Spinge giù dalle scale la compagna con la figlia in braccio, 37enne indagato
La loro relazione era terminata da tempo, ma lui ha continuato a tormentarla inducendola ad isolarsi in casa e limitando al minimo indispensabile le sue uscite. Negli ultimi mesi si è spinto anche oltre, arrivando persino a far cadere dalle scale l'ex compagna con in braccio la loro bambina di 4 anni. Non solo perché l'uomo, un 37enne originario di Napoli, residente a Rimini, il 20 aprile scorso si è recato fuori dall'abitazione dei genitori di lei a Santarcangelo, pretendendo un confronto con il padre, che lo ha affrontato chiedendogli di calmarsi. Per tutta risposta il 37enne, prima di allontanarsi, lo ha colpito con un pugno al volto e un calcio alla spalla facendolo cadere a terra.
Numerosi nell'ultimo anno i messaggi e le telefonate di minacce indirizzati alla ex ("Ti brucio la macchina", "Mi faccio la galera e poi mia figlia la rivedrò a 18 anni"), che ai carabinieri avrebbe anche raccontato di come l'uomo non provvedesse economicamente al mantenimento della bambina. I maltrattamenti sarebbero iniziati quando i due ancora convivevano. Lui la riempiva di insulti e offese, le vietava di avere una vita al di fuori di quella familiare. Quando lei lo ha lasciato, andandosene con la bambina, il 37enne ha iniziato a perseguitarla, appostandosi sotto la sua abitazione o comparendo all'improvviso nei luoghi che lei era solita frequentare.
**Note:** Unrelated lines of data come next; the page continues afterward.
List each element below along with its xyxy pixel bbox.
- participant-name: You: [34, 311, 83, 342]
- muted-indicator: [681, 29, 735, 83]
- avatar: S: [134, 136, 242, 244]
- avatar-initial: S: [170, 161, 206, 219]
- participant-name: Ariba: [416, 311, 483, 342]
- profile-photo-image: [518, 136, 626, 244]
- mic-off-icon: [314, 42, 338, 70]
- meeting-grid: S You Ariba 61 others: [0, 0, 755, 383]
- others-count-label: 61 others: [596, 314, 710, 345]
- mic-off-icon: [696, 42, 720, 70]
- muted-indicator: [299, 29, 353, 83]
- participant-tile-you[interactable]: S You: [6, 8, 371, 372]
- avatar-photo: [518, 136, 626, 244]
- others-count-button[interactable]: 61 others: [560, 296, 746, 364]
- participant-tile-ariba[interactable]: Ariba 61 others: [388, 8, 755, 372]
Visto il grave quadro indiziario a suo carico, il sostituto procuratore Luca Bertuzzi ha chiesto e ottenuto il divieto di avvicinamento alla ex, a firma della gip di Rimini Raffaella Ceccarelli, con anche l'obbligo di indossare il braccialetto elettronico. Il campano, inoltre, non potrà avvicinarsi neppure ai familiari di lei e ai luoghi da loro abitualmente frequentati.